Answer by Romapada Swami:
Yes, Srila Prabhupada makes this assertion based on the statements of Bhagavad-Gita and Bhagavatam. Krishna states in BG 10.21, “Among the stars I am the moon.” Also, in BG 13.34 and 15.12 He asserts that the sun alone illuminates the whole universe.
I took some direct assistance from Sadaputa Prabhu in responding to your question, and here is one paragraph extracted from what he wrote to me in reply:
“The Vedic literature describes the universe as having one sun, and the same is true of European cultural tradition up to the time of Copernicus and Galileo. Srila Prabhupada has granted that stars may have the same composition as the sun, and the story of Arjuna traveling to the region of the stars indicates that stars may shine with their own light. This agrees with the scientific observation that stars have an emission spectrum. If we define a sun to be a star illuminating inhabited planets, then our sun is the only such star that is known to science at the present time. (Indeed, the earth is the only planet known by science to have life.) In that sense, science knows of only one sun in the universe at the present time, even though many scientists tend to believe that there are other inhabited planets. (It is ironic that leading Darwinian evolutionists such as Theodosius Dobhzansky and George Gaylord Simpson have argued that human-like life must be limited to the earth due to the great improbability that it will evolve twice by the random Darwinian evolutionary process.)”

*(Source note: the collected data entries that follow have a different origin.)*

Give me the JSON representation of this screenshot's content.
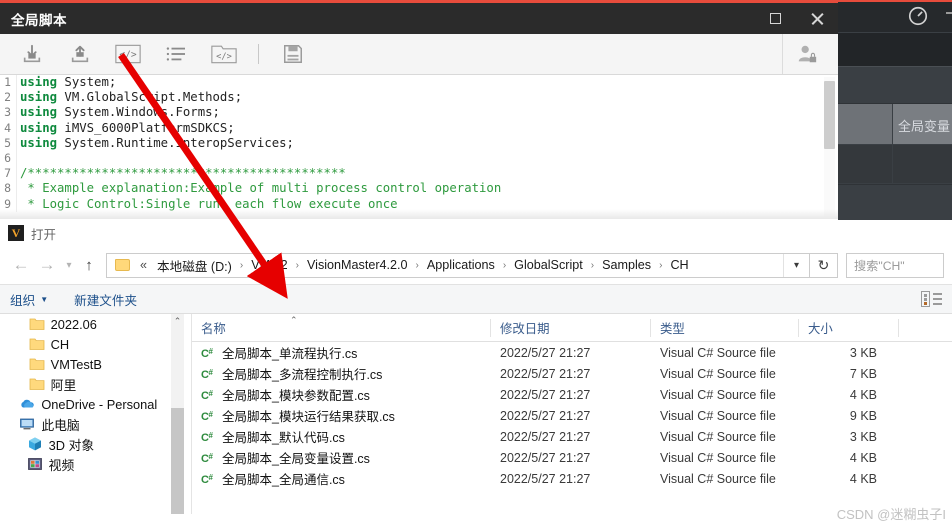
{
  "background_app": {
    "accent_color": "#e74c3c",
    "gauge_icon": "gauge-icon",
    "panel_label": "全局变量"
  },
  "script_window": {
    "title": "全局脚本",
    "window_buttons": {
      "maximize": "maximize-icon",
      "close": "close-icon"
    },
    "toolbar": {
      "items": [
        {
          "name": "import-icon",
          "label": "导入"
        },
        {
          "name": "export-icon",
          "label": "导出"
        },
        {
          "name": "code-snippet-icon",
          "label": "代码片段"
        },
        {
          "name": "list-icon",
          "label": "列表"
        },
        {
          "name": "code-folder-icon",
          "label": "代码文件夹"
        },
        {
          "name": "save-icon",
          "label": "保存"
        }
      ],
      "user_icon": "user-lock-icon"
    },
    "code": {
      "lines": [
        {
          "n": "1",
          "kw": "using",
          "rest": " System;"
        },
        {
          "n": "2",
          "kw": "using",
          "rest": " VM.GlobalScript.Methods;"
        },
        {
          "n": "3",
          "kw": "using",
          "rest": " System.Windows.Forms;"
        },
        {
          "n": "4",
          "kw": "using",
          "rest": " iMVS_6000PlatformSDKCS;"
        },
        {
          "n": "5",
          "kw": "using",
          "rest": " System.Runtime.InteropServices;"
        },
        {
          "n": "6",
          "kw": "",
          "rest": ""
        },
        {
          "n": "7",
          "cm": "/*******************************************"
        },
        {
          "n": "8",
          "cm": " * Example explanation:Example of multi process control operation"
        },
        {
          "n": "9",
          "cm": " * Logic Control:Single run, each flow execute once"
        }
      ]
    }
  },
  "explorer": {
    "caption": "打开",
    "logo_text": "V",
    "nav": {
      "back": "back-arrow-icon",
      "forward": "forward-arrow-icon",
      "recent": "recent-dropdown-icon",
      "up": "up-arrow-icon",
      "refresh": "refresh-icon",
      "address_dropdown": "address-dropdown-icon"
    },
    "breadcrumb": {
      "overflow": "«",
      "items": [
        "本地磁盘 (D:)",
        "VM4.2",
        "VisionMaster4.2.0",
        "Applications",
        "GlobalScript",
        "Samples",
        "CH"
      ],
      "separator": "›"
    },
    "search_placeholder": "搜索\"CH\"",
    "command_bar": {
      "organize": "组织",
      "new_folder": "新建文件夹",
      "view_icon": "view-layout-icon"
    },
    "tree": [
      {
        "label": "2022.06",
        "icon": "folder-icon",
        "indent": 86
      },
      {
        "label": "CH",
        "icon": "folder-icon",
        "indent": 86
      },
      {
        "label": "VMTestB",
        "icon": "folder-icon",
        "indent": 86
      },
      {
        "label": "阿里",
        "icon": "folder-icon",
        "indent": 86
      },
      {
        "label": "OneDrive - Personal",
        "icon": "onedrive-icon",
        "indent": 58
      },
      {
        "label": "此电脑",
        "icon": "this-pc-icon",
        "indent": 58
      },
      {
        "label": "3D 对象",
        "icon": "3d-objects-icon",
        "indent": 80
      },
      {
        "label": "视频",
        "icon": "videos-icon",
        "indent": 80
      }
    ],
    "file_list": {
      "columns": [
        "名称",
        "修改日期",
        "类型",
        "大小"
      ],
      "sort_indicator": "ascending",
      "rows": [
        {
          "name": "全局脚本_单流程执行.cs",
          "date": "2022/5/27 21:27",
          "type": "Visual C# Source file",
          "size": "3 KB",
          "icon": "csharp-file-icon"
        },
        {
          "name": "全局脚本_多流程控制执行.cs",
          "date": "2022/5/27 21:27",
          "type": "Visual C# Source file",
          "size": "7 KB",
          "icon": "csharp-file-icon"
        },
        {
          "name": "全局脚本_模块参数配置.cs",
          "date": "2022/5/27 21:27",
          "type": "Visual C# Source file",
          "size": "4 KB",
          "icon": "csharp-file-icon"
        },
        {
          "name": "全局脚本_模块运行结果获取.cs",
          "date": "2022/5/27 21:27",
          "type": "Visual C# Source file",
          "size": "9 KB",
          "icon": "csharp-file-icon"
        },
        {
          "name": "全局脚本_默认代码.cs",
          "date": "2022/5/27 21:27",
          "type": "Visual C# Source file",
          "size": "3 KB",
          "icon": "csharp-file-icon"
        },
        {
          "name": "全局脚本_全局变量设置.cs",
          "date": "2022/5/27 21:27",
          "type": "Visual C# Source file",
          "size": "4 KB",
          "icon": "csharp-file-icon"
        },
        {
          "name": "全局脚本_全局通信.cs",
          "date": "2022/5/27 21:27",
          "type": "Visual C# Source file",
          "size": "4 KB",
          "icon": "csharp-file-icon"
        }
      ]
    }
  },
  "annotation": {
    "arrow_color": "#e60000"
  },
  "watermark": "CSDN @迷糊虫子I"
}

According to Vedic description, there are innumerable universes floating in the Causal Ocean, and each universe is enveloped by 7 layers of elemental matter. Thus everything visible to us, including all the stars, lie within the boundaries of our particular universe and there is only one sun within each universe. The Brahma samhita also says that sun is the eye of the universe.

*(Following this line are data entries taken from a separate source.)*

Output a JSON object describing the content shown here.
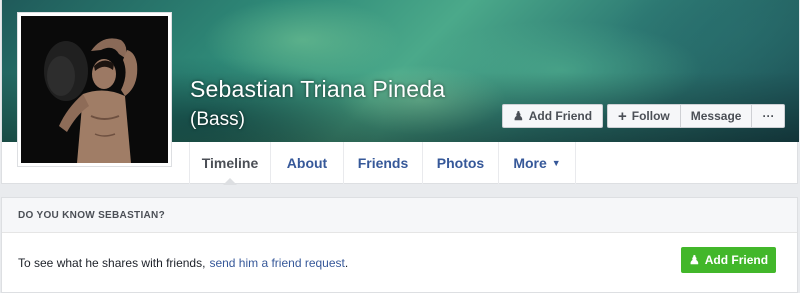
{
  "profile": {
    "name": "Sebastian Triana Pineda",
    "alternate_name": "(Bass)"
  },
  "cover_actions": {
    "add_friend_label": "Add Friend",
    "follow_label": "Follow",
    "message_label": "Message",
    "more_label": "···"
  },
  "tabs": [
    {
      "label": "Timeline",
      "active": true
    },
    {
      "label": "About"
    },
    {
      "label": "Friends"
    },
    {
      "label": "Photos"
    },
    {
      "label": "More"
    }
  ],
  "know_box": {
    "title": "DO YOU KNOW SEBASTIAN?",
    "text": "To see what he shares with friends,",
    "link_text": "send him a friend request",
    "period": ".",
    "button_label": "Add Friend"
  },
  "colors": {
    "link_blue": "#365899",
    "green": "#42b72a",
    "text_dark": "#1d2129"
  },
  "icons": {
    "add_friend": "person-plus-icon",
    "follow": "plus-icon",
    "more": "ellipsis-icon",
    "tab_more": "caret-down-icon"
  }
}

Scientists conclude that the stars must be very far away and by the inverse square law of propogation of light they must be shining very brightly. Also, since it is observed that light from the stars show an emission spectrum, it must follow that they are actively generating light rather than passively reflecting it. Thus they deduce that the stars must be like the sun or more powerful. But as we discussed above, physical laws observed on earth cannot be assumed to hold universally.
Besides, although Prabhupada concluded that the stars derive illumination from the sun, this does not exclude the possibility of their generating their own light. The Mahabharata describes Arjuna traveling to the region of the stars, en route to heaven, and seeing the presiding denizens and sages of the stars shining with the effulgence of their ascetic merits. Similarly, Srila Prabhupada gives an ‘educated guess’ that there may be pleasing flames on the moon that generate illumination as they do in some regions of the Bhumandala. (SB 5.20.13 p) Prabhupada does also say that the stars may also have a similar composition as the sun, but they are not independent suns. (Letter to Svarupa Damodara dasa, Nov. 21, 1975)
See also SB 4.12.36 purport: “In the spiritual world the Vaikunthalokas are themselves illuminated; there is therefore no need of sun, moon or electric light. It is in fact the illumination of the Vaikunthalokas which is reflected in the material sky. Only by this reflection are the suns in the material universes illuminated; after the illumination of the sun, all the stars and moons are illuminated. In other words, all the luminaries in the material sky borrow illumination from Vaikunthaloka.”
See also descriptions such as found in the 4th Canto, where it is described that “the solar systems and other planets rotate, or circumabulate, around the Pole Star.” See SB 4.12.25. Reference is made, as you can see, to multiple solar systems.